The case
A 56 year old male reported to the outpatient Department of Oral and Maxillofacial Surgery, Sharad Pawar Dental College with a complaint of bleeding from extraction socket of left first mandibular molar. Patient self-extracted the aforementioned tooth 6 days back. Even after elapsing of 2 hours after extraction the bleeding ceased to stop. This raised an alarm in the patients mind. He went to the same Dentist where suturing of the socket was done, evident by the residual suture tags. Even after that oozing was present from extraction site. Patient did not pay much attention to the ooze and continued his daily activities in the anticipation of stoppage of bleeding over course of time. He gave no history of any bleeding or clotting disorder, hemophilia, episode of myocardial infarction or any other systemic condition. He gave history of chronic alcohol consumption. He presented with no history of long term medication known to impede blood clot formation or blood thinning therapy
Intra-oral examination revealed continuous ooze from the socket. Buccal cortical plate was found to be missing. Clots from around the surgical site were retrieved. Local hemostatic control measures yielded no encouraging results. On systemic inspection Petechiae were found on the chest and back region. At the outset patient was reluctant to get admitted in anticipation of a minor problem. On persistent persuasion and counselling he and his relatives agreed upon. Preliminary hematological investigations were performed .MCV (Mean corpuscular volume) was found to be 132 FL, MCH (Mean corpuscular hemoglobin) 40Pg, hematocrit value was found to be 35.1, MCHC (Mean corpuscular hemoglobin concentration) of 30.1 which suggested of macrocytic anemia. This could be attributed to his habit of chronic alcoholism .Prothrombin time was found to be 16 seconds. He was found to be thrombocytopenic having a platelet count of 20000/mm3.Peripheral smear was suggestive of acute myeloid leukemia. Bone marrow biopsy was planned to confirm the diagnosis At this point of time initial focus of treatment was on controlling acute bleeding. Local hemostatic measure in form of gelatin sponge packing followed by suturing was instituted. Systemic administration of Vitamin K yielded no encouraging results. Infusion of fresh frozen plasma was about to be initiated.
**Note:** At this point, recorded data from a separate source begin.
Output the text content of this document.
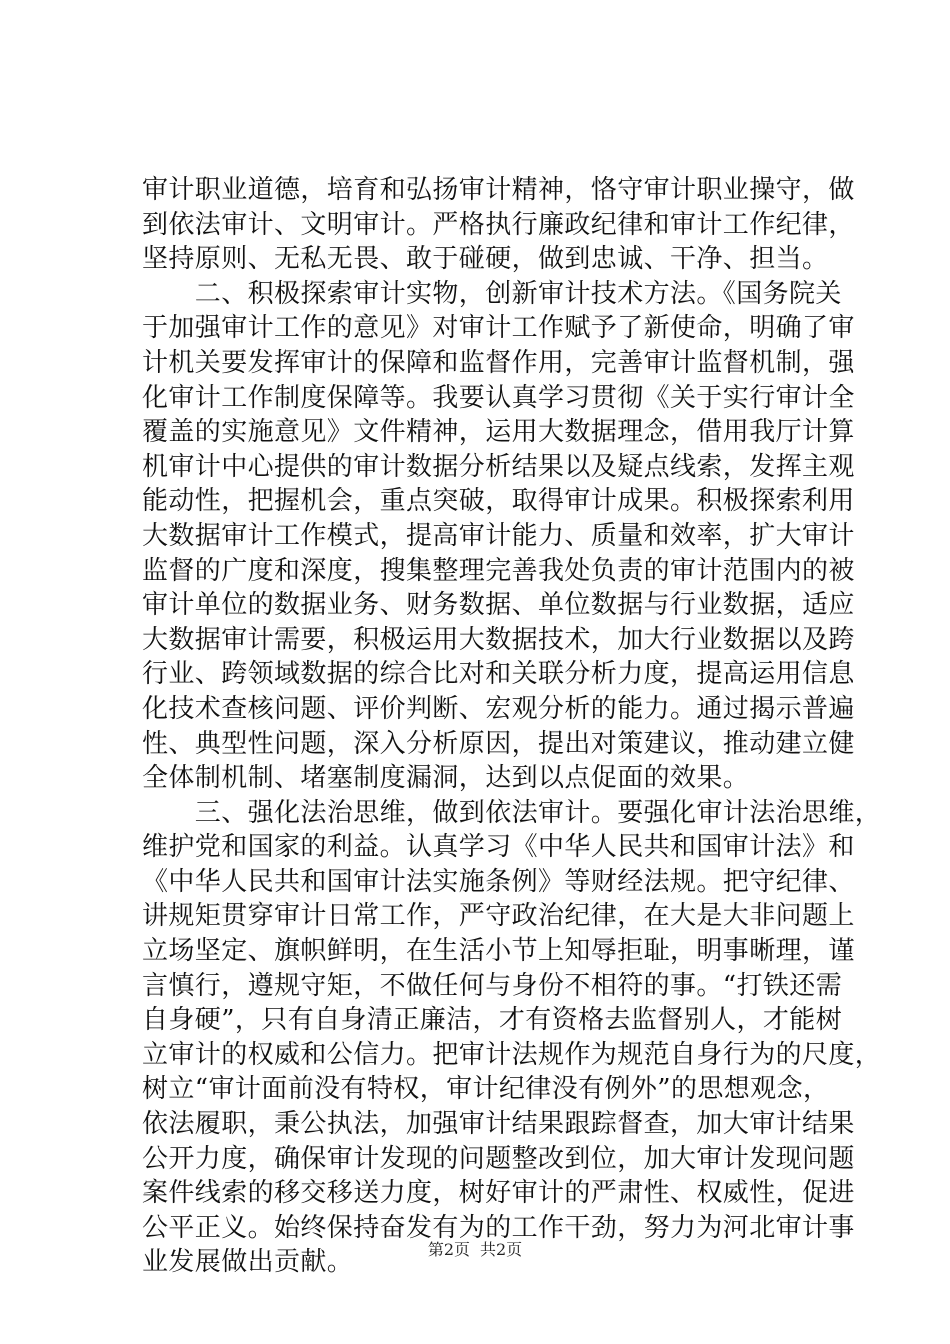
审计职业道德，培育和弘扬审计精神，恪守审计职业操守，做
到依法审计、文明审计。严格执行廉政纪律和审计工作纪律，
坚持原则、无私无畏、敢于碰硬，做到忠诚、干净、担当。
　　二、积极探索审计实物，创新审计技术方法。《国务院关
于加强审计工作的意见》对审计工作赋予了新使命，明确了审
计机关要发挥审计的保障和监督作用，完善审计监督机制，强
化审计工作制度保障等。我要认真学习贯彻《关于实行审计全
覆盖的实施意见》文件精神，运用大数据理念，借用我厅计算
机审计中心提供的审计数据分析结果以及疑点线索，发挥主观
能动性，把握机会，重点突破，取得审计成果。积极探索利用
大数据审计工作模式，提高审计能力、质量和效率，扩大审计
监督的广度和深度，搜集整理完善我处负责的审计范围内的被
审计单位的数据业务、财务数据、单位数据与行业数据，适应
大数据审计需要，积极运用大数据技术，加大行业数据以及跨
行业、跨领域数据的综合比对和关联分析力度，提高运用信息
化技术查核问题、评价判断、宏观分析的能力。通过揭示普遍
性、典型性问题，深入分析原因，提出对策建议，推动建立健
全体制机制、堵塞制度漏洞，达到以点促面的效果。
　　三、强化法治思维，做到依法审计。要强化审计法治思维，
维护党和国家的利益。认真学习《中华人民共和国审计法》和
《中华人民共和国审计法实施条例》等财经法规。把守纪律、
讲规矩贯穿审计日常工作，严守政治纪律，在大是大非问题上
立场坚定、旗帜鲜明，在生活小节上知辱拒耻，明事晰理，谨
言慎行，遵规守矩，不做任何与身份不相符的事。“打铁还需
自身硬”，只有自身清正廉洁，才有资格去监督别人，才能树
立审计的权威和公信力。把审计法规作为规范自身行为的尺度，
树立“审计面前没有特权，审计纪律没有例外”的思想观念，
依法履职，秉公执法，加强审计结果跟踪督查，加大审计结果
公开力度，确保审计发现的问题整改到位，加大审计发现问题
案件线索的移交移送力度，树好审计的严肃性、权威性，促进
公平正义。始终保持奋发有为的工作干劲，努力为河北审计事
业发展做出贡献。	第2页 共2页
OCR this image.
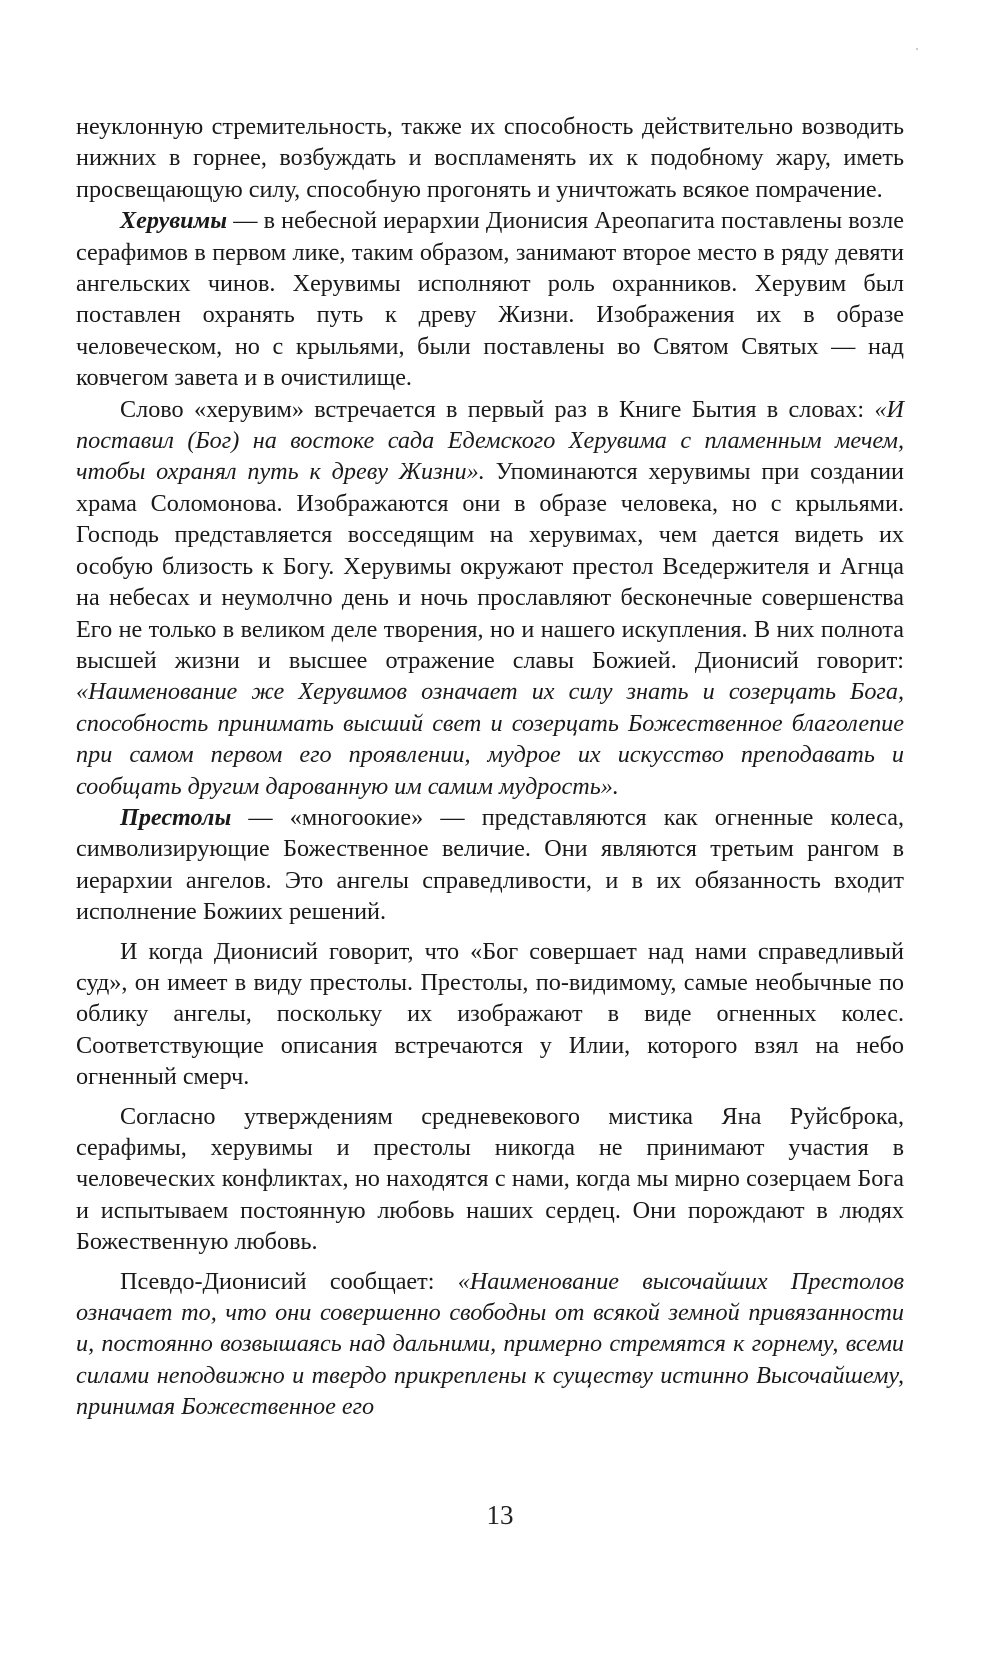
неуклонную стремительность, также их способность действительно возводить нижних в горнее, возбуждать и воспламенять их к подобному жару, иметь просвещающую силу, способную прогонять и уничтожать всякое помрачение.

Херувимы — в небесной иерархии Дионисия Ареопагита поставлены возле серафимов в первом лике, таким образом, занимают второе место в ряду девяти ангельских чинов. Херувимы исполняют роль охранников. Херувим был поставлен охранять путь к древу Жизни. Изображения их в образе человеческом, но с крыльями, были поставлены во Святом Святых — над ковчегом завета и в очистилище.

Слово «херувим» встречается в первый раз в Книге Бытия в словах: «И поставил (Бог) на востоке сада Едемского Херувима с пламенным мечем, чтобы охранял путь к древу Жизни». Упоминаются херувимы при создании храма Соломонова. Изображаются они в образе человека, но с крыльями. Господь представляется восседящим на херувимах, чем дается видеть их особую близость к Богу. Херувимы окружают престол Вседержителя и Агнца на небесах и неумолчно день и ночь прославляют бесконечные совершенства Его не только в великом деле творения, но и нашего искупления. В них полнота высшей жизни и высшее отражение славы Божией. Дионисий говорит: «Наименование же Херувимов означает их силу знать и созерцать Бога, способность принимать высший свет и созерцать Божественное благолепие при самом первом его проявлении, мудрое их искусство преподавать и сообщать другим дарованную им самим мудрость».

Престолы — «многоокие» — представляются как огненные колеса, символизирующие Божественное величие. Они являются третьим рангом в иерархии ангелов. Это ангелы справедливости, и в их обязанность входит исполнение Божиих решений.

И когда Дионисий говорит, что «Бог совершает над нами справедливый суд», он имеет в виду престолы. Престолы, по-видимому, самые необычные по облику ангелы, поскольку их изображают в виде огненных колес. Соответствующие описания встречаются у Илии, которого взял на небо огненный смерч.

Согласно утверждениям средневекового мистика Яна Руйсброка, серафимы, херувимы и престолы никогда не принимают участия в человеческих конфликтах, но находятся с нами, когда мы мирно созерцаем Бога и испытываем постоянную любовь наших сердец. Они порождают в людях Божественную любовь.

Псевдо-Дионисий сообщает: «Наименование высочайших Престолов означает то, что они совершенно свободны от всякой земной привязанности и, постоянно возвышаясь над дальними, примерно стремятся к горнему, всеми силами неподвижно и твердо прикреплены к существу истинно Высочайшему, принимая Божественное его

13
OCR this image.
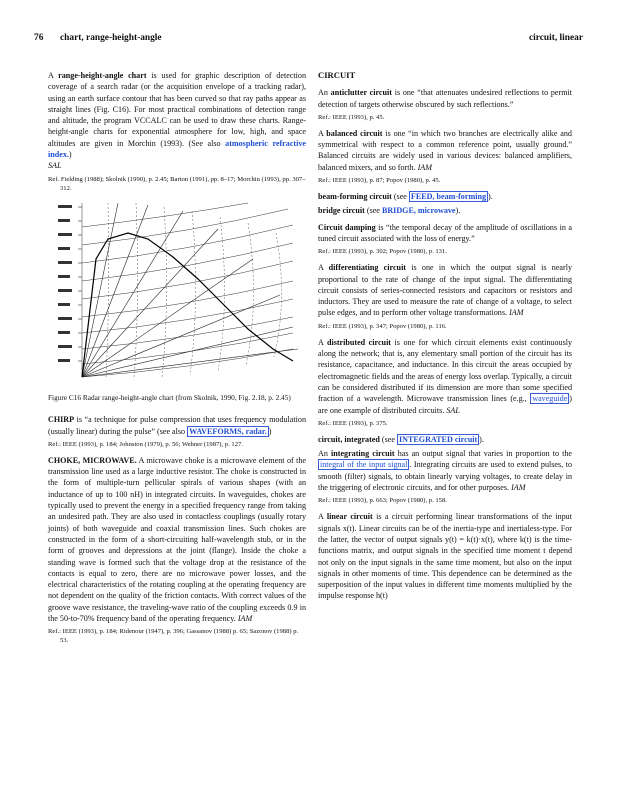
76 chart, range-height-angle	circuit, linear

A range-height-angle chart is used for graphic description of detection coverage of a search radar (or the acquisition envelope of a tracking radar), using an earth surface contour that has been curved so that ray paths appear as straight lines (Fig. C16). For most practical combinations of detection range and altitude, the program VCCALC can be used to draw these charts. Range-height-angle charts for exponential atmosphere for low, high, and space altitudes are given in Morchin (1993). (See also atmospheric refractive index.)
SAL

Ref. Fielding (1988); Skolnik (1990), p. 2.45; Barton (1991), pp. 8–17; Morchin (1993), pp. 307–312.
Figure C16 Radar range-height-angle chart (from Skolnik, 1990, Fig. 2.18, p. 2.45)

CHIRP is “a technique for pulse compression that uses frequency modulation (usually linear) during the pulse” (see also WAVEFORMS, radar. )

Ref.: IEEE (1993), p. 184; Johnston (1979), p. 56; Wehner (1987), p. 127.

CHOKE, MICROWAVE. A microwave choke is a microwave element of the transmission line used as a large inductive resistor. The choke is constructed in the form of multiple-turn pellicular spirals of various shapes (with an inductance of up to 100 nH) in integrated circuits. In waveguides, chokes are typically used to prevent the energy in a specified frequency range from taking an undesired path. They are also used in contactless couplings (usually rotary joints) of both waveguide and coaxial transmission lines. Such chokes are constructed in the form of a short-circuiting half-wavelength stub, or in the form of grooves and depressions at the joint (flange). Inside the choke a standing wave is formed such that the voltage drop at the resistance of the contacts is equal to zero, there are no microwave power losses, and the electrical characteristics of the rotating coupling at the operating frequency are not dependent on the quality of the friction contacts. With correct values of the groove wave resistance, the traveling-wave ratio of the coupling exceeds 0.9 in the 50-to-70% frequency band of the operating frequency. IAM

Ref.: IEEE (1993), p. 184; Ridenour (1947), p. 396; Gassanov (1988) p. 65; Sazonov (1988) p. 53.
CIRCUIT

An anticlutter circuit is one “that attenuates undesired reflections to permit detection of targets otherwise obscured by such reflections.”

Ref.: IEEE (1993), p. 45.

A balanced circuit is one “in which two branches are electrically alike and symmetrical with respect to a common reference point, usually ground.” Balanced circuits are widely used in various devices: balanced amplifiers, balanced mixers, and so forth. IAM

Ref.: IEEE (1993), p. 87; Popov (1980), p. 45.

beam-forming circuit (see FEED, beam-forming ).

bridge circuit (see BRIDGE, microwave).

Circuit damping is “the temporal decay of the amplitude of oscillations in a tuned circuit associated with the loss of energy.”

Ref.: IEEE (1993), p. 302; Popov (1980), p. 131.

A differentiating circuit is one in which the output signal is nearly proportional to the rate of change of the input signal. The differentiating circuit consists of series-connected resistors and capacitors or resistors and inductors. They are used to measure the rate of change of a voltage, to select pulse edges, and to perform other voltage transformations. IAM

Ref.: IEEE (1993), p. 347; Popov (1980), p. 116.

A distributed circuit is one for which circuit elements exist continuously along the network; that is, any elementary small portion of the circuit has its resistance, capacitance, and inductance. In this circuit the areas occupied by electromagnetic fields and the areas of energy loss overlap. Typically, a circuit can be considered distributed if its dimension are more than some specified fraction of a wavelength. Microwave transmission lines (e.g., waveguide ) are one example of distributed circuits. SAL

Ref.: IEEE (1993), p. 375.

circuit, integrated (see INTEGRATED circuit ).

An integrating circuit has an output signal that varies in proportion to the integral of the input signal . Integrating circuits are used to extend pulses, to smooth (filter) signals, to obtain linearly varying voltages, to create delay in the triggering of electronic circuits, and for other purposes. IAM

Ref.: IEEE (1993), p. 663; Popov (1980), p. 158.

A linear circuit is a circuit performing linear transformations of the input signals x(t). Linear circuits can be of the inertia-type and inertialess-type. For the latter, the vector of output signals y(t) = k(t)·x(t), where k(t) is the time-functions matrix, and output signals in the specified time moment t depend not only on the input signals in the same time moment, but also on the input signals in other moments of time. This dependence can be determined as the superposition of the input values in different time moments multiplied by the impulse response h(t)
Following this patient went unconscious. He was immediately intubated.
Computed tomography revealed intra-parenchymal bleed in left fronto-parieto-temporal and gangliocapsular region. Epidural, subdural and subarachnoid hemorrhage too was observed. (Fig.1) Patient was immediately shifted to Department of Neurosciences for management. In the course of treatment he did not improve and eventually succumbed.